Восторги победителей постепенно стали таять. 23 марта на грандиозных похоронах жертв революции на Марсовом поле ощущалось что-то «шумное, неблагоговейное». Погода была плохой, порывы ветра рвали красные, изредка черные (анархистские) плакаты из рук демонстрантов, однако люди часами ждали очереди на изъявление своей готовности поддержать революцию. Преобладали лозунги «Безумству храбрых поем мы славу», «Поклянемся быть достойными тех, кто пал за свободу». Все это было на фоне здравиц в честь демократической республики. Преобладало мнение, что все было организовано отлично. Однако высказывались и «злопыхательские» мнения. Отмечали, что шествие с гробами растянулось на четыре версты: рабочие пели революционные песни, работницы вели себя как на народном гулянии, барабанщики и флейтисты петроградского гарнизона исполняли так называемый староегерский, причем «довольно быстрый, бравурный и даже веселый» марш. В общем, некоторые свидетели злословили, что «дисгармония получилась полная», все это «производило жалкое, трагикомическое впечатление». «Свобода – великая вещь! – писал один из наблюдателей похорон. – Но ведь у нас она дана зоологическому саду, и что натворят наши выпущенные на волю носороги и тигры, ясно и без гадалки!» На следующий день в столице состоялся крестный ход.

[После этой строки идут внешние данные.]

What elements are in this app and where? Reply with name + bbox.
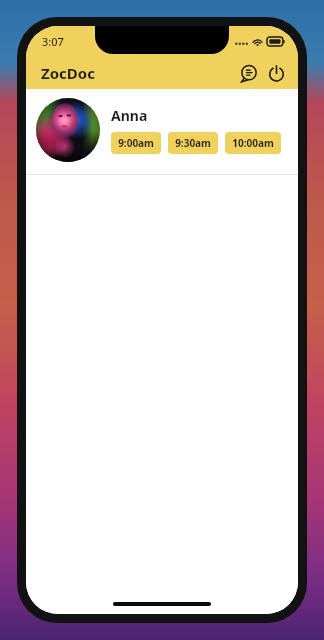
- button[interactable]: Messages: [237, 61, 261, 85]
- staticText: ZocDoc: [41, 63, 95, 83]
- staticText: 9:00am: [118, 136, 154, 150]
- staticText: 10:00am: [232, 136, 274, 150]
- button[interactable]: 10:00am: [225, 132, 281, 154]
- staticText: Anna: [111, 106, 148, 125]
- button[interactable]: 9:30am: [168, 132, 218, 154]
- button[interactable]: 9:00am: [111, 132, 161, 154]
- button[interactable]: Anna: [26, 89, 298, 174]
- staticText: 9:30am: [175, 136, 211, 150]
- button[interactable]: Power: [264, 61, 288, 85]
- staticText: 3:07: [42, 34, 64, 49]
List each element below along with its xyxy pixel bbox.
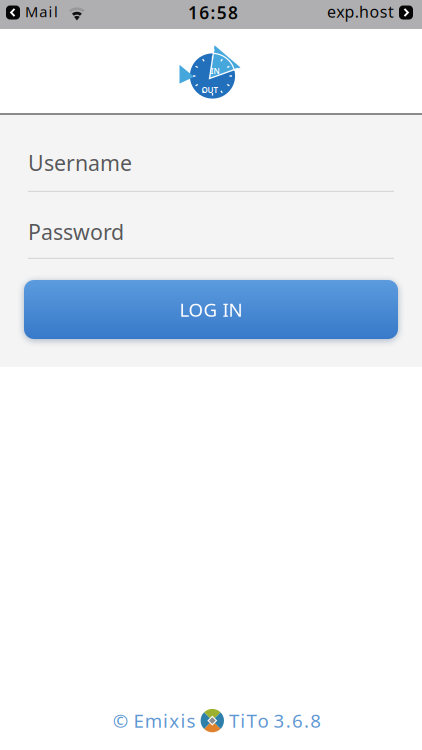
staticText: e [327,1,336,22]
staticText: 6 [292,708,303,733]
staticText: i [240,708,245,733]
staticText: s [380,1,388,22]
staticText: OUT [202,85,218,95]
staticText: i [49,2,53,21]
staticText: a [39,2,47,21]
staticText: x [169,708,179,733]
staticText: x [336,1,344,22]
staticText: . [286,708,291,733]
staticText: T [229,708,239,733]
button[interactable]: Username [28,148,394,192]
staticText: l [54,2,58,21]
staticText: t [388,1,394,22]
button[interactable]: Password [28,218,394,259]
staticText: IN [210,66,220,76]
staticText: M [25,2,38,21]
staticText: 8 [310,708,321,733]
staticText: . [355,1,359,22]
staticText: LOG IN [180,297,242,322]
staticText: 1 [188,1,198,24]
staticText: Password [28,218,124,246]
button[interactable]: LOG IN [24,280,398,339]
staticText: p [344,1,354,22]
staticText: o [258,708,269,733]
staticText: 6 [199,1,209,24]
staticText: © [113,708,129,733]
staticText: h [359,1,369,22]
staticText: 8 [228,1,238,24]
staticText: Username [28,148,132,177]
staticText: . [304,708,309,733]
staticText: T [246,708,256,733]
staticText: m [145,708,162,733]
staticText: : [210,1,216,24]
staticText: i [180,708,185,733]
staticText: i [163,708,168,733]
button[interactable]: Forward to exp.host [327,2,413,23]
button[interactable]: Back to Mail [6,3,58,22]
staticText: 3 [274,708,284,733]
staticText: E [134,708,144,733]
staticText: s [187,708,196,733]
staticText: 5 [217,1,227,24]
staticText: o [369,1,379,22]
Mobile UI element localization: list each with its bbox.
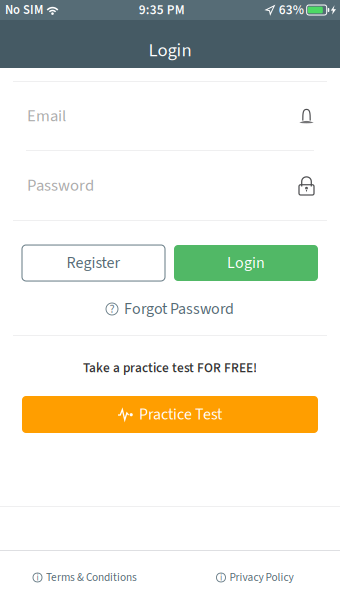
staticText: Register <box>66 252 120 274</box>
staticText: Login <box>148 37 192 64</box>
staticText: 63% <box>279 0 304 20</box>
staticText: No SIM <box>5 1 43 19</box>
staticText: ? <box>110 300 114 318</box>
button[interactable]: Register <box>22 245 165 281</box>
button[interactable]: i <box>0 551 170 604</box>
button[interactable]: Password <box>0 151 340 220</box>
button[interactable]: i <box>170 551 340 604</box>
staticText: Take a practice test FOR FREE! <box>83 358 257 378</box>
staticText: Login <box>227 252 265 274</box>
staticText: Terms & Conditions <box>46 569 137 586</box>
staticText: 9:35 PM <box>139 0 185 20</box>
staticText: i <box>220 571 222 584</box>
staticText: Privacy Policy <box>230 569 294 586</box>
button[interactable]: Email <box>0 82 340 150</box>
button[interactable]: Practice Test <box>22 396 318 433</box>
staticText: Password <box>27 174 94 197</box>
staticText: Email <box>27 104 66 128</box>
staticText: i <box>36 571 38 584</box>
button[interactable]: Login <box>174 245 318 281</box>
staticText: Forgot Password <box>124 298 234 320</box>
staticText: Practice Test <box>139 403 222 426</box>
button[interactable]: ? <box>0 298 340 320</box>
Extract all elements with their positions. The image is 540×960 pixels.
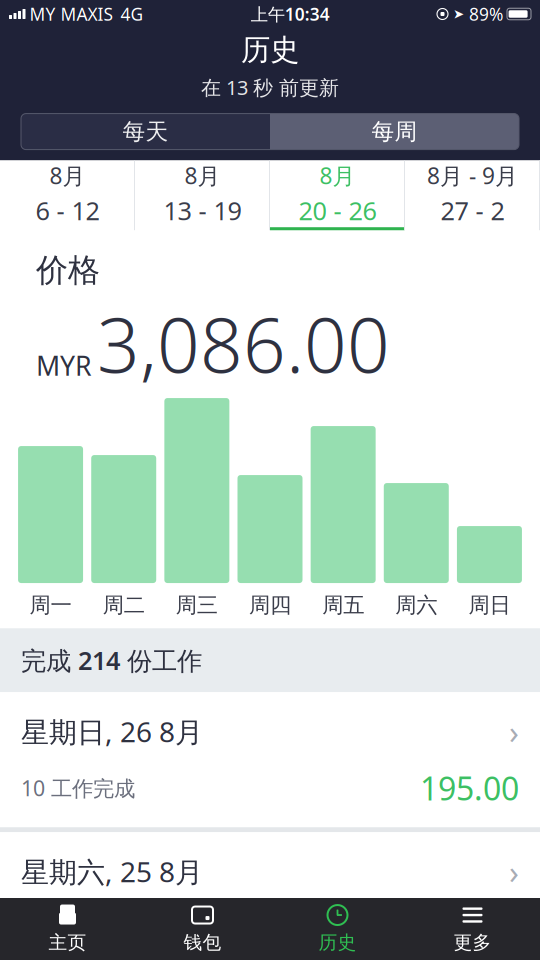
button[interactable]: 8月 [135, 161, 270, 231]
button[interactable]: 更多 [405, 898, 540, 960]
staticText: 8月 [184, 160, 220, 191]
staticText: 主页 [48, 931, 86, 954]
button[interactable]: 8月 [0, 161, 135, 231]
staticText: 周日 [468, 592, 510, 618]
staticText: 8月 [320, 160, 356, 191]
staticText: 6 - 12 [36, 194, 100, 227]
staticText: 周三 [176, 592, 218, 618]
staticText: 上午10:34 [251, 2, 330, 26]
staticText: › [509, 850, 519, 893]
staticText: 每天 [122, 118, 168, 146]
staticText: MYR [36, 348, 92, 383]
staticText: 在 13 秒 前更新 [201, 74, 339, 101]
staticText: 更多 [454, 931, 492, 954]
staticText: 周五 [322, 592, 364, 618]
button[interactable]: 星期日, 26 8月 [0, 692, 540, 827]
staticText: › [509, 710, 519, 753]
button[interactable]: 8月 - 9月 [405, 161, 540, 231]
staticText: 20 - 26 [298, 194, 376, 227]
staticText: 3,086.00 [97, 294, 390, 393]
staticText: 完成 214 份工作 [21, 643, 202, 677]
staticText: 27 - 2 [440, 194, 504, 227]
button[interactable]: 每周 [270, 114, 519, 150]
button[interactable]: 钱包 [135, 898, 270, 960]
staticText: 星期六, 25 8月 [21, 853, 203, 890]
staticText: 89% [469, 2, 503, 26]
button[interactable]: 主页 [0, 898, 135, 960]
staticText: 价格 [36, 251, 100, 290]
staticText: MY MAXIS [30, 2, 114, 26]
button[interactable]: 每天 [21, 114, 270, 150]
staticText: 钱包 [184, 931, 222, 954]
staticText: 195.00 [420, 767, 519, 809]
staticText: ➤ [453, 6, 464, 22]
staticText: 13 - 19 [164, 194, 242, 227]
button[interactable]: 星期六, 25 8月 [0, 832, 540, 911]
staticText: 4G [120, 2, 144, 26]
staticText: 周四 [249, 592, 291, 618]
staticText: 10 工作完成 [21, 774, 135, 802]
staticText: 周一 [30, 592, 72, 618]
staticText: 历史 [241, 32, 299, 68]
staticText: 历史 [318, 931, 356, 954]
staticText: 每周 [372, 118, 418, 146]
staticText: 星期日, 26 8月 [21, 713, 203, 750]
staticText: 周二 [103, 592, 145, 618]
staticText: 8月 [50, 160, 86, 191]
staticText: 周六 [395, 592, 437, 618]
button[interactable]: 8月 [270, 161, 405, 231]
staticText: 8月 - 9月 [427, 160, 518, 191]
button[interactable]: 历史 [270, 898, 405, 960]
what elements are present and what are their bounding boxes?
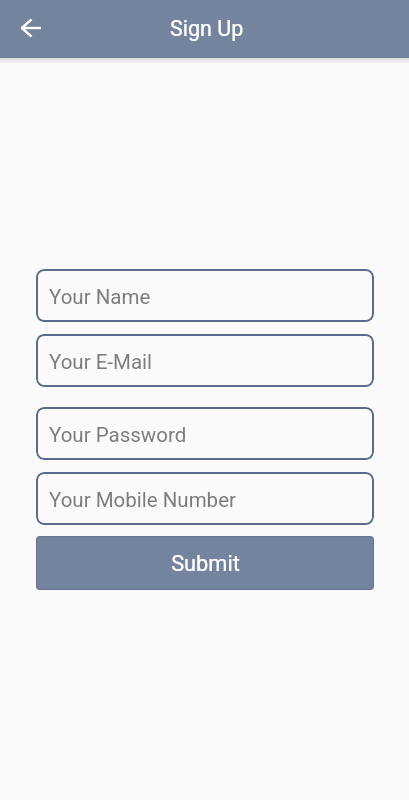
staticText: Submit [171,551,240,577]
button[interactable]: Your Mobile Number [36,472,374,525]
staticText: Your E-Mail [49,350,153,374]
button[interactable]: Your Name [36,269,374,322]
staticText: Sign Up [170,16,244,41]
button[interactable]: Submit [36,536,374,590]
button[interactable]: Your Password [36,407,374,460]
staticText: Your Mobile Number [49,488,236,512]
staticText: Your Name [49,285,151,309]
staticText: Your Password [49,423,187,447]
button[interactable]: Your E-Mail [36,334,374,387]
button[interactable]: Back [12,9,52,49]
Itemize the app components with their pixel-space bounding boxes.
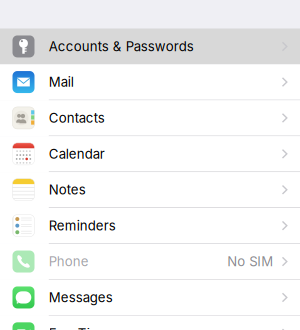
staticText: Contacts <box>49 110 105 126</box>
button[interactable]: Contacts <box>0 100 300 136</box>
staticText: Phone <box>49 254 89 270</box>
staticText: No SIM <box>227 254 273 270</box>
staticText: Accounts & Passwords <box>49 38 194 54</box>
staticText: Mail <box>49 74 74 90</box>
button[interactable]: Mail <box>0 64 300 100</box>
button[interactable]: Accounts & Passwords <box>0 28 300 64</box>
button[interactable]: Notes <box>0 172 300 208</box>
button[interactable]: Calendar <box>0 136 300 172</box>
staticText: Calendar <box>49 146 105 162</box>
staticText: Reminders <box>49 218 116 234</box>
staticText: Messages <box>49 290 113 306</box>
button[interactable]: Reminders <box>0 208 300 244</box>
staticText: FaceTime <box>49 325 110 330</box>
button[interactable]: Messages <box>0 280 300 316</box>
staticText: Notes <box>49 182 86 198</box>
button[interactable]: Phone <box>0 244 300 280</box>
button[interactable]: FaceTime <box>0 316 300 330</box>
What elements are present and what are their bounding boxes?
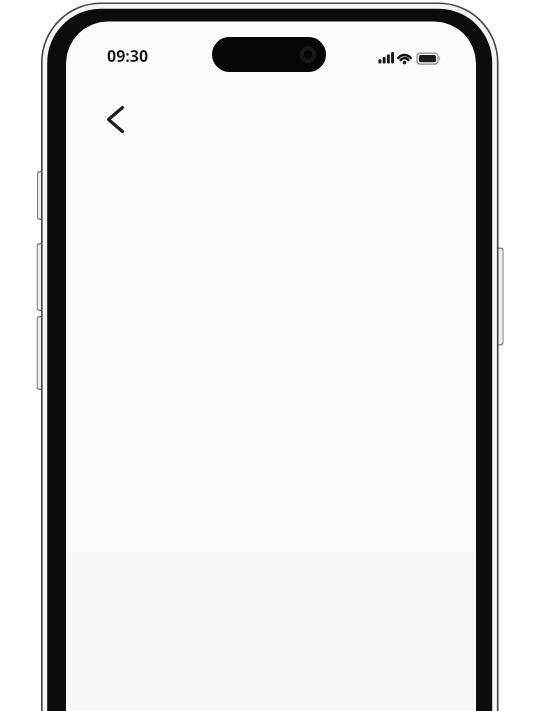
button[interactable] (96, 98, 136, 140)
staticText: 09:30 (107, 45, 149, 67)
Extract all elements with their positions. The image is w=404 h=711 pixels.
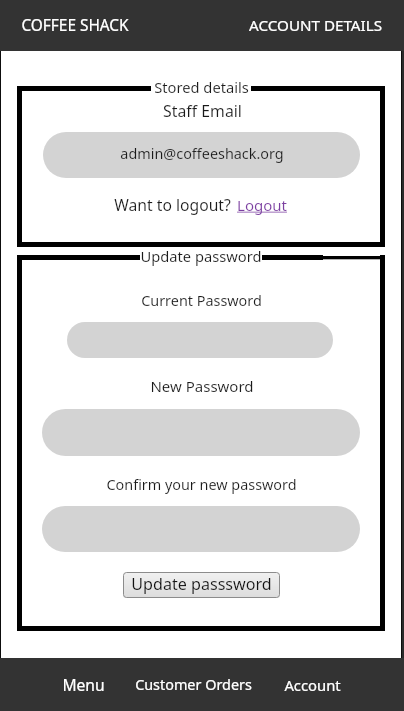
button[interactable]: New password <box>42 409 360 456</box>
button[interactable]: ACCOUNT DETAILS <box>239 7 404 44</box>
button[interactable]: Customer Orders <box>127 661 260 709</box>
staticText: admin@coffeeshack.org <box>120 144 284 164</box>
staticText: Staff Email <box>163 100 242 122</box>
staticText: Customer Orders <box>135 675 252 695</box>
button[interactable]: Staff email <box>43 132 360 178</box>
staticText: Update password <box>140 246 262 266</box>
staticText: ACCOUNT DETAILS <box>249 15 382 36</box>
staticText: Menu <box>62 674 105 695</box>
staticText: COFFEE SHACK <box>21 15 129 36</box>
button[interactable]: COFFEE SHACK <box>0 7 139 44</box>
button[interactable]: Current password <box>67 322 333 358</box>
staticText: Stored details <box>154 77 249 97</box>
button[interactable]: Confirm your new password <box>42 506 360 552</box>
button[interactable]: Logout <box>237 195 287 215</box>
button[interactable]: Update passsword <box>123 572 280 598</box>
staticText: Update passsword <box>131 573 272 595</box>
staticText: Want to logout? <box>114 194 231 215</box>
staticText: Account <box>284 675 341 695</box>
button[interactable]: Account <box>276 661 349 709</box>
staticText: Current Password <box>141 291 262 311</box>
staticText: New Password <box>150 376 254 396</box>
button[interactable]: Menu <box>54 660 113 709</box>
staticText: Confirm your new password <box>106 475 297 495</box>
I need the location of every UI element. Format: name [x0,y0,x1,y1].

Желание преувеличить число «жертв царизма» было столь велико, что солдатскому комитету Волынского полка пришлось позднее объяснять, что штабс-капитан И. С. Лашкевич и подпрапорщики И. К. Зенин и М. Данилов, «которые числятся в списках погибших героев», были на самом деле «защитниками старого режима».

Организаторы похорон попросили выступить у могил М. Горького и нескольких деятелей искусства. Художница А. П. Остроумова сделала ряд выразительных акварелей похоронной процессии – особенно впечатляли ярко-красные гробы, которые люди несли на руках. Поскольку с опознанием трупов возникли трудности, обыватели злословили, что устроители похорон за недостатком погибших революционеров догрузили могилы убитыми городовыми. Позднее писали, что это был «день великого траура и вместе с тем день величайшего торжества революции, ибо похороны превратились в феерический революционный порыв, превзошедший все ожидания».